I was disappointed to read Tish Harrison Warren’s New York Times editorial calling for a blanket ban upon online worship (“Why Churches Should Drop Their Online Services”). To be clear, I’m not arguing for exclusive online worship (except in emergency situations). In this blog, I’m not debating COVID-19 safety policies. And I agree with Warren that the ideal worship of the Incarnate God is together in-person.
The heart of my counterargument is that online ministry has a place in coordination with physical gatherings. As is true with many aspects of spiritual importance, it is a matter of “both/and,” not “either/or.”
By stating that online worship makes in-person worship “implicitly elective,” Warren dismisses those physically unable to attend services. She claims to guard against this by asking church leaders to visit the sick and homebound. She does not mention those who are especially vulnerable to infectious diseases like COVID-19.
I agree that such visitation is essential for ministry. Yet, it does not, as Warren states, preclude the benefits of online worship. In fact, I know from our members that worshipping online helps them to feel connected to the larger church.

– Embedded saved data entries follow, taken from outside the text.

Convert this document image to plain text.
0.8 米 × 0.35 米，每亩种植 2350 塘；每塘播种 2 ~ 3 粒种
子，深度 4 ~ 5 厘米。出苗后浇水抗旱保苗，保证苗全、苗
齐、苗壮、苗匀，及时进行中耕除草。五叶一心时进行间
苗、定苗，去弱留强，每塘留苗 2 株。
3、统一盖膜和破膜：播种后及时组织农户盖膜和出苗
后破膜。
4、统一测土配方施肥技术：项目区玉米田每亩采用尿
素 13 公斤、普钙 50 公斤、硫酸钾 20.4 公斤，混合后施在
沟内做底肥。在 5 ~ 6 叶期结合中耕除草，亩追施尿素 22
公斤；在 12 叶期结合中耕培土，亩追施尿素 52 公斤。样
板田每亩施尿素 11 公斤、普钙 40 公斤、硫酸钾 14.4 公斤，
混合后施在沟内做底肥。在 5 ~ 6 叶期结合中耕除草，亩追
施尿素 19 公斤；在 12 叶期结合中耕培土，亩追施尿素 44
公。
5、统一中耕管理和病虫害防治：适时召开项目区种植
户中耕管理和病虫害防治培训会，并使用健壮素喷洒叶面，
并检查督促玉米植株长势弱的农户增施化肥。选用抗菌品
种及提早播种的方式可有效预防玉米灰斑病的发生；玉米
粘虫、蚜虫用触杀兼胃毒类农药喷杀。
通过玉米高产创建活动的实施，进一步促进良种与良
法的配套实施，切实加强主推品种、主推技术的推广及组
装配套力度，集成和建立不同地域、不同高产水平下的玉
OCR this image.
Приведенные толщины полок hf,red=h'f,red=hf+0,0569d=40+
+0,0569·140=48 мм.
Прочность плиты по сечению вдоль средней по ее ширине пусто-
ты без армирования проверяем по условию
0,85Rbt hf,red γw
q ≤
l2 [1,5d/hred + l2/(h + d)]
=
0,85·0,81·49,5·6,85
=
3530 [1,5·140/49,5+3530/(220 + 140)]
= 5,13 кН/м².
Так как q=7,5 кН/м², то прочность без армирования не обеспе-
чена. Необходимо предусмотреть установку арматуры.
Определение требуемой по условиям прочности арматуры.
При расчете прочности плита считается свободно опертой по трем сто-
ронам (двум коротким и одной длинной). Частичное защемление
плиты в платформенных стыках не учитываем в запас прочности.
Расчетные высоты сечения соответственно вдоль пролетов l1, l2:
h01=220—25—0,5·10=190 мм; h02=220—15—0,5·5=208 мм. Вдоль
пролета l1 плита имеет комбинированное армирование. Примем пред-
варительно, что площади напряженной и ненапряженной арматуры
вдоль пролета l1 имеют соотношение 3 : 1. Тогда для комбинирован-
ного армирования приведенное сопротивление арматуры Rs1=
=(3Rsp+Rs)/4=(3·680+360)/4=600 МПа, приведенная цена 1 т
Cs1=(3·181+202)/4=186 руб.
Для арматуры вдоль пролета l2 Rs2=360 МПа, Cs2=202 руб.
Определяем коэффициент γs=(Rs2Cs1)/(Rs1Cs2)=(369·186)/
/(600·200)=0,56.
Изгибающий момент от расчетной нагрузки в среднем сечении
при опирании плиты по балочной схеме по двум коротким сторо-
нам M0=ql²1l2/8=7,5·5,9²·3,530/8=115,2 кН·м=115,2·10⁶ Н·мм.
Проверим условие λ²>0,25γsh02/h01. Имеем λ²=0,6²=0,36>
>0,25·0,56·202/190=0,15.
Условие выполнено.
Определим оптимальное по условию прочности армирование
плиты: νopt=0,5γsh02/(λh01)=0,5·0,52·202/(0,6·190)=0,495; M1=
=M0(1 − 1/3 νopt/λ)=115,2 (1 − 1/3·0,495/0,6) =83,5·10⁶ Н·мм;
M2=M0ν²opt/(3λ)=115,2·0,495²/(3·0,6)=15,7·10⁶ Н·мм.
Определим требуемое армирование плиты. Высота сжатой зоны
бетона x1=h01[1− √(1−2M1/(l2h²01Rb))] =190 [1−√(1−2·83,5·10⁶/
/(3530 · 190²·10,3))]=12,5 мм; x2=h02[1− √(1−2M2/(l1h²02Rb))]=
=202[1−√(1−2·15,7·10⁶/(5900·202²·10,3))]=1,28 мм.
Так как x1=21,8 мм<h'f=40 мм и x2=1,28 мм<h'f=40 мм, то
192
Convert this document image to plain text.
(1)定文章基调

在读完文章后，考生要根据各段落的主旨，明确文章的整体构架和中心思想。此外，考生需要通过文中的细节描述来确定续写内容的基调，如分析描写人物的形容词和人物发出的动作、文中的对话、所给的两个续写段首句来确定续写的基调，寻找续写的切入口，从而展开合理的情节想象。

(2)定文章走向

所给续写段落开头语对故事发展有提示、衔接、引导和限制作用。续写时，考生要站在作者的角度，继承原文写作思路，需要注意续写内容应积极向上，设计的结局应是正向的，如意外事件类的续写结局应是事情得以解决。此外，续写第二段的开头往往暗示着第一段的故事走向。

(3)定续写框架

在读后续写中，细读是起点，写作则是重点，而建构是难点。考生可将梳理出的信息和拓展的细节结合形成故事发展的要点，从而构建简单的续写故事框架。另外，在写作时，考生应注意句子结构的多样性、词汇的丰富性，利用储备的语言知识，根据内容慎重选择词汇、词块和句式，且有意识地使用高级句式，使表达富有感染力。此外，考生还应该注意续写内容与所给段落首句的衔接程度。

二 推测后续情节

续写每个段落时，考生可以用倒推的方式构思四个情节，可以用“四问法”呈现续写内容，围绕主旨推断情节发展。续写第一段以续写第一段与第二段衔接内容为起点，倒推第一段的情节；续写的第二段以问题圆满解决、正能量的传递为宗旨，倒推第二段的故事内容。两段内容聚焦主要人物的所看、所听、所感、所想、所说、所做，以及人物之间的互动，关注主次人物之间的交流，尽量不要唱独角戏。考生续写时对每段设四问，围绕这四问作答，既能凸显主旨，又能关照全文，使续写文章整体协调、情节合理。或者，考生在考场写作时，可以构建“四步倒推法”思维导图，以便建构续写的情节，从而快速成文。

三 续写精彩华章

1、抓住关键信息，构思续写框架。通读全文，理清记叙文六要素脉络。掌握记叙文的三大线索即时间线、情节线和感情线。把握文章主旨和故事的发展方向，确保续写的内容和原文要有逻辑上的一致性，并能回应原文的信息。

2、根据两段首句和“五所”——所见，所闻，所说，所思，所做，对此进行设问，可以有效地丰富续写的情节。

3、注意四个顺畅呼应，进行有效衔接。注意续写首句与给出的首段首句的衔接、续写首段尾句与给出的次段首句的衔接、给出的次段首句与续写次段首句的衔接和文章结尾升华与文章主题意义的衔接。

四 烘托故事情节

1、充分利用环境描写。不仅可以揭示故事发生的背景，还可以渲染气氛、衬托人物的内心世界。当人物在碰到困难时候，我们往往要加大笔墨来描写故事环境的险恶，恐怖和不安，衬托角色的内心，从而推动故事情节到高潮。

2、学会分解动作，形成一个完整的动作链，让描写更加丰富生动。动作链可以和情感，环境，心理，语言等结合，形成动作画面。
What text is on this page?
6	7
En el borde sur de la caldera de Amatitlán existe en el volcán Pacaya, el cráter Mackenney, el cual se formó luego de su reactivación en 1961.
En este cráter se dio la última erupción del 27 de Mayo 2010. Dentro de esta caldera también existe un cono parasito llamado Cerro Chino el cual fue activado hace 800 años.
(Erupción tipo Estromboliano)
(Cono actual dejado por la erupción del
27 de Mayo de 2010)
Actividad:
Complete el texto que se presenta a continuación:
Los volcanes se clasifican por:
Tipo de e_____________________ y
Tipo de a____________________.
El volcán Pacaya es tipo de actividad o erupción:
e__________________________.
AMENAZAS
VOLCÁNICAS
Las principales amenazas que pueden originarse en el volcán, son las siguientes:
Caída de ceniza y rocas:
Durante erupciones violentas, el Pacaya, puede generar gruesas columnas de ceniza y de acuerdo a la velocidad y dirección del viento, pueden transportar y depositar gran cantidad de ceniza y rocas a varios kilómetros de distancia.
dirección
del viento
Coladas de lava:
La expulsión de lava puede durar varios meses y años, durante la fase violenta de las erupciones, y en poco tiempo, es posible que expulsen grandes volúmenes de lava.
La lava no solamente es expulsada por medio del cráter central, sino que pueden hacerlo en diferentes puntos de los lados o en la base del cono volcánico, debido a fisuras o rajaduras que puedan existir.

I also believe that Warren fails to recognize the opportunity for online platforms to encourage participation. She concluded her editorial with an anecdote about a small group of millennials (“digital natives”) who found meaning by coming to church.
But what data can we consider?
A recent Gallup poll showed that a higher percentage of Americans than ever before now claim no religious preference. But, especially among younger generations, the “spiritual but not religious” and “inactive believers” remain curious about organized religion. The ideal is to gather in-person. The question is, how do we encourage people to “come and see” (John 1:39)?
Rather than cold calling a sanctuary one Sunday, seekers often check out a church online, noting such features as music preference, preaching style, even architecture. This no-pressure inquiry may prompt a visit: if they like what they see, they might come. Warren belittles this as “consumer preference.”
But I say that part of the genius of Christianity is its ability to adapt and speak to different cultures. This has been true since the beginning when Paul preached in Athens in front of the Areopagus (Acts 17:22-31). Christianity is growing in parts of the world where the local culture is engaged, for example, through traditional forms of music. “Digital natives” can be engaged in their online platforms, not as a bait and switch, but rather invited to understand the universal message of God’s love.
I agree with Warren that Christianity offers a “countercultural call.” I recognize the danger of accommodation to culture and, Lord knows, there are plenty of things wrong with the internet.
But online worship is not the line to draw in the sand. COVID-19 forced many churches to engage online. It would be poor stewardship to reverse course and disregard such financial and time investment.
Moving forward from the pandemic, churches should take a nuanced, both/and approach to worship services. Reflecting on the call to “seek first the kingdom of God” (Matt. 6:33), Augustine spoke of rightly ordered love — that is, to use things to love God and God’s people. While not a substitute for physically gathering, online worship can be used for this larger good.